L'histoire sans doute le dira. Mais, de Kigali à Tripoli en passant par Bangui, cette même histoire nous enseigne aussi que chaque fois que les grandes puissances s'engagent à évacuer leurs ressortissants, c'est que quelque chose se prépare. Quant au Mali, au Burkina Faso et à la Guinée qui sont autant de transitions tenues à l'oeil par la CEDEAO, c'est peu de dire que, par cette prise de position plutôt osée, elles se mettent davantage dans le collimateur de l'organisation sous-régionale.

Dans le même temps, on peut se demander si la CEDEAO elle-même qui, au-delà de sa crédibilité, semble jouer son va-tout, ne court pas le risque d'une implosion si les positions des uns et des autres doivent rester figées.

En tout état de cause, maintenant que le décor est planté et que les positions sont tranchées, si les uns et les autres devraient mettre à exécution leurs menaces, les conséquences n'en seraient que plus dommageables pour l'ensemble de la sous-région.
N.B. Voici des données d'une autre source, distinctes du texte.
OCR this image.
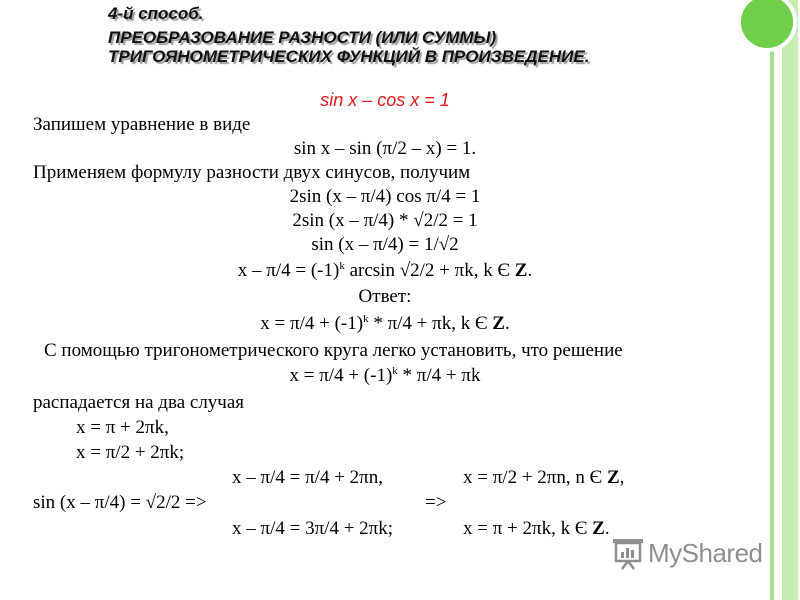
4-й способ.
ПРЕОБРАЗОВАНИЕ РАЗНОСТИ (ИЛИ СУММЫ)
ТРИГОЯНОМЕТРИЧЕСКИХ ФУНКЦИЙ В ПРОИЗВЕДЕНИЕ.
sin x – cos x = 1
Запишем уравнение в виде
sin x – sin (π/2 – x) = 1.
Применяем формулу разности двух синусов, получим
2sin (x – π/4) cos π/4 = 1
2sin (x – π/4) * √2/2 = 1
sin (x – π/4) = 1/√2
$x - \pi/4 = (-1)^k$ arcsin √2/2 + πk, k Є Z.
Ответ:
$x = \pi/4 + (-1)^k * \pi/4 + \pi k$, k Є Z.
С помощью тригонометрического круга легко установить, что решение
$x = \pi/4 + (-1)^k * \pi/4 + \pi k$
распадается на два случая
x = π + 2πk,
x = π/2 + 2πk;
x – π/4 = π/4 + 2πn,	x = π/2 + 2πn, n Є Z,
sin (x – π/4) = √2/2 =>	=>
x – π/4 = 3π/4 + 2πk;	x = π + 2πk, k Є Z.
MyShared
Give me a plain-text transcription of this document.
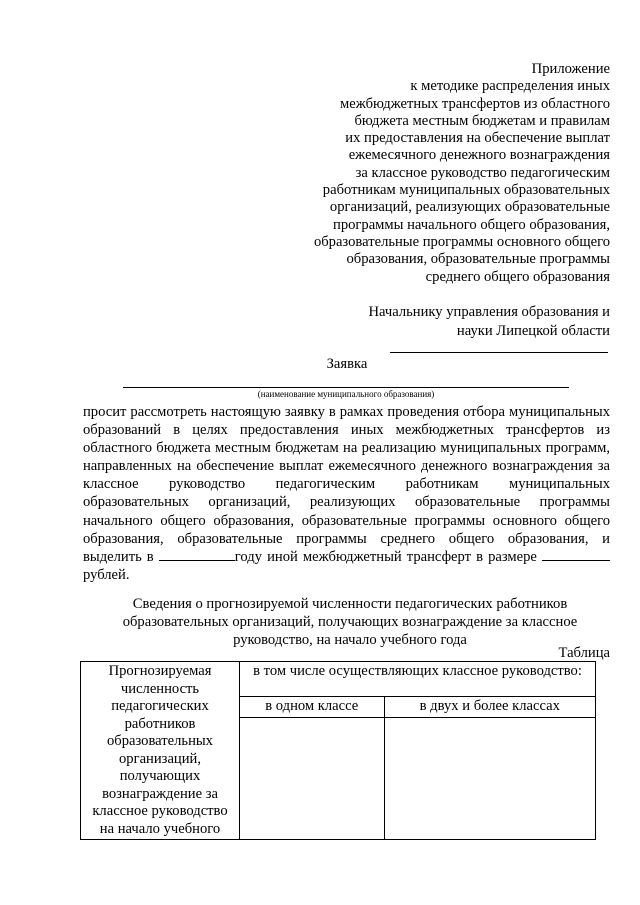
Приложение
к методике распределения иных
межбюджетных трансфертов из областного
бюджета местным бюджетам и правилам
их предоставления на обеспечение выплат
ежемесячного денежного вознаграждения
за классное руководство педагогическим
работникам муниципальных образовательных
организаций, реализующих образовательные
программы начального общего образования,
образовательные программы основного общего
образования, образовательные программы
среднего общего образования
Начальнику управления образования и
науки Липецкой области
Заявка
(наименование муниципального образования)
просит рассмотреть настоящую заявку в рамках проведения отбора муниципальных образований в целях предоставления иных межбюджетных трансфертов из областного бюджета местным бюджетам на реализацию муниципальных программ, направленных на обеспечение выплат ежемесячного денежного вознаграждения за классное руководство педагогическим работникам муниципальных образовательных организаций, реализующих образовательные программы начального общего образования, образовательные программы основного общего образования, образовательные программы среднего общего образования, и выделить в	году иной межбюджетный трансферт в размере  рублей.
Сведения о прогнозируемой численности педагогических работников
образовательных организаций, получающих вознаграждение за классное
руководство, на начало учебного года
Таблица
Прогнозируемая численность педагогических работников образовательных организаций, получающих вознаграждение за классное руководство на начало учебного	в том числе осуществляющих классное руководство:	
	в одном классе	в двух и более классах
C'est pourquoi il faut espérer que la raison finira par triompher.

Car, aussi approximative que soit la raison du coup de force du général Tchiani, on peut douter que la démocratie au bout du canon que veut imposer la CEDEAO, apporte plus de bonheur au peuple nigérien. C'est dire si de part et d'autre, une véritable introspection s'impose.